Nationally, he was a member of the Governing Council of National Centre for Efficiency and Conservation 2009–2012 and member Governing Council Institute of Chartered Chemist of Nigeria (ICCON) 2014 till date.
Internationally, he is the chairman, Royal Society of Chemistry, London (Nigerian Section) and member of Pan African Chemistry Network (PACN) advisory Board 2014–2017.

==Awards and recognition==
- He was awarded the Distinguished Alumni in 2012 in Commemoration of University of Lagos At 50 by the University of Lagos Alumni Association. This is a follow up to the earlier Distinguished Achiever in 2005 by the same Alumni Association.
- He was a two-time winner of JWT Jones Travelling Fellowship by Royal Society of Chemistry, London in 2007 and 1997 spent in Canada and UK respectively.
- He was granted visiting fellowship by South African Foundation for Research & Development (FRD) in 1997 and 2006 spent at Rhodes University, Grahamstown in South Africa.
- He was a five-time research awardee in 1993, 1996, 2004, 2006 and 2014 by the Royal Society of Chemistry, London.
- Familoni was a recipient of Alfred Bader Research Fellowship by Alfred Bader Chair at Queen's University, Kingston, Ontario, Canada in 1999, 2003 and 2007.
- In 1993/1994, he was a CIDA/NSERC Research Fellow awarded by the National Science and Engineering Research Council of Canada.
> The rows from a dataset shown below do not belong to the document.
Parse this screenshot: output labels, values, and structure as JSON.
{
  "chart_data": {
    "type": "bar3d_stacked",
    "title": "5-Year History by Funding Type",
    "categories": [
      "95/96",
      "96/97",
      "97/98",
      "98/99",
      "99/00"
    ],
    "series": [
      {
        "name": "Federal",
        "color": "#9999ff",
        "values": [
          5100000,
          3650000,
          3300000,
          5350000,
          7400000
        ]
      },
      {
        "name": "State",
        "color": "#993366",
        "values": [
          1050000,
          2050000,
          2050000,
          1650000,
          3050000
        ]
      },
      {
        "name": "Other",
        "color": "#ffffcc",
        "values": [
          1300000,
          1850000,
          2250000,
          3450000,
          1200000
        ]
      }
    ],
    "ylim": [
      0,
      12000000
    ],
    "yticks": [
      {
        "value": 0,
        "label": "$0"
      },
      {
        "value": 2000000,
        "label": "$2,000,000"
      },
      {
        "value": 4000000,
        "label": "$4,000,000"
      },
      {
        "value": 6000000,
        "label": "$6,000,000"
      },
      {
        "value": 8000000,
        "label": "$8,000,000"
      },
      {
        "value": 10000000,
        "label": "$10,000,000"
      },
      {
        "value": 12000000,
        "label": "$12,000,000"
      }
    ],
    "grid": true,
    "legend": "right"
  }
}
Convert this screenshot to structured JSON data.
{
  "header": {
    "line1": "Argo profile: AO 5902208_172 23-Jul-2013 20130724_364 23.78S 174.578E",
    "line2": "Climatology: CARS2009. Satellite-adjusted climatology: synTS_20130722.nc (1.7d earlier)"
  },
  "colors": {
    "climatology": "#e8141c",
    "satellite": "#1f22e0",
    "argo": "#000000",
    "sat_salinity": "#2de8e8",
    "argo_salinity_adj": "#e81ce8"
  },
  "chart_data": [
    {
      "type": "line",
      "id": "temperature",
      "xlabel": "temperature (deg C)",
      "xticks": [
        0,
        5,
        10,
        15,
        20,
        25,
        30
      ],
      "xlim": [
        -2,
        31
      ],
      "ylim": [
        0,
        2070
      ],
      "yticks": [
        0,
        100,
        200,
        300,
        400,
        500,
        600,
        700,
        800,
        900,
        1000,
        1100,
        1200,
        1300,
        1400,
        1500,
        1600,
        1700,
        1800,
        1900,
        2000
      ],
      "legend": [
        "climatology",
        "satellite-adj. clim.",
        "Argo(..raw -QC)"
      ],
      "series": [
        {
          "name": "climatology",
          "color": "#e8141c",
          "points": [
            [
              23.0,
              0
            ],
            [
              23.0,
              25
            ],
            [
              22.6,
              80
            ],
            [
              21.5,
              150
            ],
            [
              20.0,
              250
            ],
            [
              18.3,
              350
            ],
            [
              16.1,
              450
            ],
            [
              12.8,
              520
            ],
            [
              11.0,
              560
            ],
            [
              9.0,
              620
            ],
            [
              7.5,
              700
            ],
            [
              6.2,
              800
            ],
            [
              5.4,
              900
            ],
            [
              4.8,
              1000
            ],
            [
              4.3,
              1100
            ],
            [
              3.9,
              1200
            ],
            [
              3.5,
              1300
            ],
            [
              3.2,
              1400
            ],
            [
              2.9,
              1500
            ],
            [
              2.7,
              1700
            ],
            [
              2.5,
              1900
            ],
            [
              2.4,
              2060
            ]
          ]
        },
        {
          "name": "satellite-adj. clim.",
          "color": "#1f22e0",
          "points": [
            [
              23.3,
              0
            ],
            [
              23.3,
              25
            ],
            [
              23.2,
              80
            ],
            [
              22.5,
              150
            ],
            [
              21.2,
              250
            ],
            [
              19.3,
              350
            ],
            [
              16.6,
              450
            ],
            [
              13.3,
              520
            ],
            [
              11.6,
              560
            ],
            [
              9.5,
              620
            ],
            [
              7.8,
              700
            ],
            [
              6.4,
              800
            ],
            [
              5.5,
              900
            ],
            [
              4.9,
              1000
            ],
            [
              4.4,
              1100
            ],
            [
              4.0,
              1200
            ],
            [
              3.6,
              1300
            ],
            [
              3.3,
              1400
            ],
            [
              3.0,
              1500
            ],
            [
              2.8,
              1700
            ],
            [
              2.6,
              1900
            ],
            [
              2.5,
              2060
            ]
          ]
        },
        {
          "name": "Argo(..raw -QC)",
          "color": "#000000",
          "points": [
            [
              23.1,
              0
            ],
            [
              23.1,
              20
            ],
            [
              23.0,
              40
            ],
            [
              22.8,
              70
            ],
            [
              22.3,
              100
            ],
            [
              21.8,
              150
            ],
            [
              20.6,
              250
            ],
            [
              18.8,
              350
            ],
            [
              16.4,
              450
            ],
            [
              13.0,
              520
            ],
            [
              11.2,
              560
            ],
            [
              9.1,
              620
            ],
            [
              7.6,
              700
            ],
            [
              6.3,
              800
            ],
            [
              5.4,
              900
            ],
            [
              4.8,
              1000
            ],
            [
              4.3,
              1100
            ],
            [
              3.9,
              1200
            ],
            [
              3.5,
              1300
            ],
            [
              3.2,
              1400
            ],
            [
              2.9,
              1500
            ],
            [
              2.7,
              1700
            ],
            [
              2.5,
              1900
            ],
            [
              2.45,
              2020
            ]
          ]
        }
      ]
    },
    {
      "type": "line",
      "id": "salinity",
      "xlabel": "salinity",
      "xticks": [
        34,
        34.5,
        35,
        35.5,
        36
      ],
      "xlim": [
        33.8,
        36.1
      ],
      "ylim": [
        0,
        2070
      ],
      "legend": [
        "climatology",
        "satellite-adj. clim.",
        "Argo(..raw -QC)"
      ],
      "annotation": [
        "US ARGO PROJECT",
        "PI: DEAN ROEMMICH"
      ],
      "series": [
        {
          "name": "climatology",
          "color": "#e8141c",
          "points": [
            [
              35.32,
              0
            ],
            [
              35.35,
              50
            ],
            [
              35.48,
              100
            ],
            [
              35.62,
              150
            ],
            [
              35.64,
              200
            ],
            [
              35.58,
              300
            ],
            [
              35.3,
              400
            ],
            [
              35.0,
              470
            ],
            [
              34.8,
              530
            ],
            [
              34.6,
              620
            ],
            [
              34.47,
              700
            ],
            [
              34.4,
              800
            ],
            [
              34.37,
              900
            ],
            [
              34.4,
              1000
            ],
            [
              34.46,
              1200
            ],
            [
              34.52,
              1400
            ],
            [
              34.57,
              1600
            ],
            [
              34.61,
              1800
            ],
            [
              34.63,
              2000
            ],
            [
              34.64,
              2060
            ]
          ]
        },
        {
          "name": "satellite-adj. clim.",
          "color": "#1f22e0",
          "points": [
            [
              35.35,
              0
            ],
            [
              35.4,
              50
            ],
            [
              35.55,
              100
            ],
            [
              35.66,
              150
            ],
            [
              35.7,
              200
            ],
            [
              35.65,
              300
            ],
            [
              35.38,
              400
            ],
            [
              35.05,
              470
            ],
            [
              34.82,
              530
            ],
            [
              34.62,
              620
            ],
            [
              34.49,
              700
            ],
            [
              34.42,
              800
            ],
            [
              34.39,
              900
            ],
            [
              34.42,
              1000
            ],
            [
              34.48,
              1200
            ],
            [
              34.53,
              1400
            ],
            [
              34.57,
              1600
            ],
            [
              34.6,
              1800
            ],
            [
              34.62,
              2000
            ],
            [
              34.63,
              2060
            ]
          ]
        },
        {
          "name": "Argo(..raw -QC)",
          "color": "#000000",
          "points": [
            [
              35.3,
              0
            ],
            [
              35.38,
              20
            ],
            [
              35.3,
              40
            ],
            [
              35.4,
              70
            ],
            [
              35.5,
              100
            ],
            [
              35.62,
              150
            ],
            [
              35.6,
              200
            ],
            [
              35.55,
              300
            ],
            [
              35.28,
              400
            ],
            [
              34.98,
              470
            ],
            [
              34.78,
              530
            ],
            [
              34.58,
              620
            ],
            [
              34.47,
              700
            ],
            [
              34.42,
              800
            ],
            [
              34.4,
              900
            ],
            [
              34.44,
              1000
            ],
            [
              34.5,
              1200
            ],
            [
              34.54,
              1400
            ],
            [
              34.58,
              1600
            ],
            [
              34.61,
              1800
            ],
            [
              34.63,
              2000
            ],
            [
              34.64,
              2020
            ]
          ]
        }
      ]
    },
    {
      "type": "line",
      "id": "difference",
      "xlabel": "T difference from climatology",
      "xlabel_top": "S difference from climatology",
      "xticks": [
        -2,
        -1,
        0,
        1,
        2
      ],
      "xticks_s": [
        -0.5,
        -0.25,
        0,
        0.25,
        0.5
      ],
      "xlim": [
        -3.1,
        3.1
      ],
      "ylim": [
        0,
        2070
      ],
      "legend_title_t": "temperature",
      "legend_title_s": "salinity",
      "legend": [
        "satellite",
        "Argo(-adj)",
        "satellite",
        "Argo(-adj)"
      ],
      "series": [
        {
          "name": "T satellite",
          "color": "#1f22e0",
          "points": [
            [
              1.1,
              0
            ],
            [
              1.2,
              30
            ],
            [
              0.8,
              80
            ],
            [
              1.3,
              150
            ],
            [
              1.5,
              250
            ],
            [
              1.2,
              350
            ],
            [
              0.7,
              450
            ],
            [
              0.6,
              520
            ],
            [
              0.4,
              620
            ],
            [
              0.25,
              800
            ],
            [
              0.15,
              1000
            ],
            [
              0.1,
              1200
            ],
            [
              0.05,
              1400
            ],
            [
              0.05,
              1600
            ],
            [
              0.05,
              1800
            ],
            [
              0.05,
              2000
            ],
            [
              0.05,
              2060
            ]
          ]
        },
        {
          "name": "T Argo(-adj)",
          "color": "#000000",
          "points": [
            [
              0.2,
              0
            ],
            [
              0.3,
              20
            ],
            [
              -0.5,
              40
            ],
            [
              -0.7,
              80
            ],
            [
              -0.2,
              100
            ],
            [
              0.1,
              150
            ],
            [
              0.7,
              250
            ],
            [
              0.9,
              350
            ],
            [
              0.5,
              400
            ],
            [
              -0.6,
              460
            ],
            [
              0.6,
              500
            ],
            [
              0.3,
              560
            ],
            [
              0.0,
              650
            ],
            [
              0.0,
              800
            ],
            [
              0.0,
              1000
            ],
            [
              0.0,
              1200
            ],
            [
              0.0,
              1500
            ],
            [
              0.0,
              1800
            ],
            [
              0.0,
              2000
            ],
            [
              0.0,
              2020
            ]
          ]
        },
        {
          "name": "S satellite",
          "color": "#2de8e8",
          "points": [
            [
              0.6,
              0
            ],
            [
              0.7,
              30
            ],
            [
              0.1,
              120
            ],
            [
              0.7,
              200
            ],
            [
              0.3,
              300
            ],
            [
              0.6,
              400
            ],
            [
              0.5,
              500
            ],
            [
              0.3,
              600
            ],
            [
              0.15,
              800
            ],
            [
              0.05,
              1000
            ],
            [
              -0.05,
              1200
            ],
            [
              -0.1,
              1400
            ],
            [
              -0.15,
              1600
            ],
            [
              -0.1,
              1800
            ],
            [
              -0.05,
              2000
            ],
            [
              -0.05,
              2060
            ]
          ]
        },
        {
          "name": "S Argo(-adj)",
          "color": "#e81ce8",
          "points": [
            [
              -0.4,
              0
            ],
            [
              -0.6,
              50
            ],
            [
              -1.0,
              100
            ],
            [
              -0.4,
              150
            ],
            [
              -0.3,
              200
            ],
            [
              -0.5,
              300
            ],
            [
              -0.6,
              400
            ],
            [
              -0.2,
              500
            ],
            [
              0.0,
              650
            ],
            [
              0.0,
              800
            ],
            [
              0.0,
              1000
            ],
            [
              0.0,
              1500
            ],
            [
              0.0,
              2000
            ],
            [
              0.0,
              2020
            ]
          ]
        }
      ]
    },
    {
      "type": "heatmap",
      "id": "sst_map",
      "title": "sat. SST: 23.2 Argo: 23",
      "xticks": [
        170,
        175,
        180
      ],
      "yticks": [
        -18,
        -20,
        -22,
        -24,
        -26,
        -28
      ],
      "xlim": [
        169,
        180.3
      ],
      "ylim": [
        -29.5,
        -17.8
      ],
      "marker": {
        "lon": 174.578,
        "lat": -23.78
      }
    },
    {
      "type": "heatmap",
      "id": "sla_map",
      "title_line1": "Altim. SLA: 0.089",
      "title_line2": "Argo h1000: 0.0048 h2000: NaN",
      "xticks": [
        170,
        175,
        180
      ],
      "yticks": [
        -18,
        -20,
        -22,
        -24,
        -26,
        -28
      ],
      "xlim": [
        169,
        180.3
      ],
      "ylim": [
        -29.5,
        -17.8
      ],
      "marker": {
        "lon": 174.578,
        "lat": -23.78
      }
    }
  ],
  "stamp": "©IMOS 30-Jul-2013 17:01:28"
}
- The French Government granted him scholarship to undertake part of his Ph.D. research work in 1988/89 at The Institut National des Science Appliqués (INSA), Rouen, France.
An award at the University of Lagos has been established in his honor, recognizing student academic achievement and contributions in organic chemistry.

==Personal life==
Familoni is married to Bosede Familoni (née Akinyelu) and has 4 children.